Iman alkitabiah senantiasa membuat pernyataan-pernyataan universal dan mutlak. Kita percaya bahwa Allah telah menjadi manusia di dalam suatu zaman dan tempat tertentu demi kepentingan seluruh dunia. Dialah Yesus, seorang manusia sempurna suku bangsa Yahudi dari Nazareth, diakui sebagai penyataan Allah, yang menjadi suatu contoh keteladanan hidup untuk setiap orang di dunia.

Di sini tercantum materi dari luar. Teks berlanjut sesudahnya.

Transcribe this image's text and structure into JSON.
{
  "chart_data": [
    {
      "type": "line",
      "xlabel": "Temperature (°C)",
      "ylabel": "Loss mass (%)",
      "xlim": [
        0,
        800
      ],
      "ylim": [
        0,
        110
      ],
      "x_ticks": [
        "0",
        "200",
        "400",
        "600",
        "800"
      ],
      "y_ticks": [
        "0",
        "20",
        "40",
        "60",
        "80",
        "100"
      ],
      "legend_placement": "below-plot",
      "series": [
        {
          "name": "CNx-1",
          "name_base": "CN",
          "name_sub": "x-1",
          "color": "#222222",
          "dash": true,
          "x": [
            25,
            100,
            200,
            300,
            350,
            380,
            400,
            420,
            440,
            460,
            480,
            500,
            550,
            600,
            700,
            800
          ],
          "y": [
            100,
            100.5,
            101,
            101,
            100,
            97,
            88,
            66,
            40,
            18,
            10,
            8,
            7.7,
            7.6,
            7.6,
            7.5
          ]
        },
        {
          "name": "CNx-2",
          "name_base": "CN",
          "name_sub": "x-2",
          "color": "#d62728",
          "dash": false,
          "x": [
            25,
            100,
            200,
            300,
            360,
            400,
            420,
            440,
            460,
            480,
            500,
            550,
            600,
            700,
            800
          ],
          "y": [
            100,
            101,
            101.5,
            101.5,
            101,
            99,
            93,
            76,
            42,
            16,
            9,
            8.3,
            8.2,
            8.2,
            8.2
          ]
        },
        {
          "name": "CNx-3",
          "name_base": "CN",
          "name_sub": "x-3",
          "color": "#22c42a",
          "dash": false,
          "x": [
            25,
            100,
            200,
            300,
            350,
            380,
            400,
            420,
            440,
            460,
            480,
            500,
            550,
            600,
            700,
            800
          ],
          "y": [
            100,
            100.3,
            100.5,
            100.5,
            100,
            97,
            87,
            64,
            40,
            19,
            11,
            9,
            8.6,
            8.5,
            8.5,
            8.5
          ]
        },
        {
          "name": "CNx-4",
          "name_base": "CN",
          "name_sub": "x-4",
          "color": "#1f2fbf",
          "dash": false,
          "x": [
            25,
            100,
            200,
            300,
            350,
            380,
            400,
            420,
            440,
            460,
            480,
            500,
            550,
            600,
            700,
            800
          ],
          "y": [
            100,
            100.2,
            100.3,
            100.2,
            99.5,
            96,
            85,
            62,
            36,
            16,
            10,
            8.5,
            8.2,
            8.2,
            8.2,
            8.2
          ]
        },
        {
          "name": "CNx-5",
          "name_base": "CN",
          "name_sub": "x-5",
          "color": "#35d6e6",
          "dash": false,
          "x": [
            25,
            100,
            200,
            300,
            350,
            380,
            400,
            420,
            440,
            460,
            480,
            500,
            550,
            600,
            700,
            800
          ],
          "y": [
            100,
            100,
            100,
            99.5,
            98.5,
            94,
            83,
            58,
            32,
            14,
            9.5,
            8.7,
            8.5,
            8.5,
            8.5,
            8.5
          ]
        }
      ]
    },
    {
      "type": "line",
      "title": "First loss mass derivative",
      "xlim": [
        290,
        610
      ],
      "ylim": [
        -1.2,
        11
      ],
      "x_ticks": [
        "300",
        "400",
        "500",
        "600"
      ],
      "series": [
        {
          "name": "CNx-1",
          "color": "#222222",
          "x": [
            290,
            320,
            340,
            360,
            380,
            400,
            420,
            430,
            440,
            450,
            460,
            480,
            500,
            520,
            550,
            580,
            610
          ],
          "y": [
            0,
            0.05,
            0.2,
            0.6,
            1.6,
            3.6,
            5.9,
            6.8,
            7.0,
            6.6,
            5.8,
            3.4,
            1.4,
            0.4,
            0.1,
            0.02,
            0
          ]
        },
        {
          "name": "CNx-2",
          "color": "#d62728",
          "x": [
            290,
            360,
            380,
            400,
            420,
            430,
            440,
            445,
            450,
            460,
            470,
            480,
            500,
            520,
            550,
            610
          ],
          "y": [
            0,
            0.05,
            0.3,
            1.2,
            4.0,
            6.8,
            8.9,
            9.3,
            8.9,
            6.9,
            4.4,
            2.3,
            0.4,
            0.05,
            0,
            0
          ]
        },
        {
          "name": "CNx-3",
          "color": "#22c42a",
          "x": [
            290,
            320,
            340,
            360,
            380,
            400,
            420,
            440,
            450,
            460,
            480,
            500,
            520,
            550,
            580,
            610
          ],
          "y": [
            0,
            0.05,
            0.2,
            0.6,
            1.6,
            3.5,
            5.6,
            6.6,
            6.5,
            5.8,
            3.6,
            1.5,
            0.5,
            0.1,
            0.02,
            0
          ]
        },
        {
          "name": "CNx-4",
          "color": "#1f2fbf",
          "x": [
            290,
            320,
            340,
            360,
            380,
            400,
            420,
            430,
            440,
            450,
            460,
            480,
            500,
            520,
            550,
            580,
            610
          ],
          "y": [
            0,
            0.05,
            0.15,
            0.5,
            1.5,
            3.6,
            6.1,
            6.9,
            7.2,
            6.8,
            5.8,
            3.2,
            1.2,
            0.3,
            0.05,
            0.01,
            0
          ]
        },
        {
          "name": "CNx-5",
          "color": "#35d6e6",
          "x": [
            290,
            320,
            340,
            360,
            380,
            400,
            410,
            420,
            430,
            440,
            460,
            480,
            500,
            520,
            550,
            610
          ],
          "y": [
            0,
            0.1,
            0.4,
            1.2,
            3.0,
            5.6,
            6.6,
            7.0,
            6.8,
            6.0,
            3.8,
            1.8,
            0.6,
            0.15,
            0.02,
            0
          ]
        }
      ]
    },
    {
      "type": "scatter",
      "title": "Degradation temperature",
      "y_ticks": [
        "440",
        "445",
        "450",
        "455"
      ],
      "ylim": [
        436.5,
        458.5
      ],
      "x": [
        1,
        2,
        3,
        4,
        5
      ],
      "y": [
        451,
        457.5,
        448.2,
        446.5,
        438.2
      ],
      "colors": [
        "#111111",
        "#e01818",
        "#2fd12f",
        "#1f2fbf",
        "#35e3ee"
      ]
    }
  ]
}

Alkitab penuh dengan ajaran moral yang ditulis dengan maksud dan tujuan untuk “mendidik orang dalam kebenaran” (2 Tim 3:16-17). Yesus sendiri memerintahkan para pengikut-Nya untuk menjadi sempurna , bukan sempurna menurut suatu ukuran budaya yang relatif sesuai situasi manusia pada saat-saat tertentu, melainkan sempurna seperti Allah (Mat 5:48). Hal ini meneguhkan Alkitab sebagai firman Allah yang menjadi sumber kekuatan kebudayaan dalam membentuk dan menentukan segala pengetahuan dan sikap kita. Tuhan bukan menyuruh kita menghapus kebudayaan tetapi mengtranformasikannya. Terang firman Allah membuka semua budaya, menjadikannya transparan, bisa melihat yang tersembunyi, yang benar dan yang salah.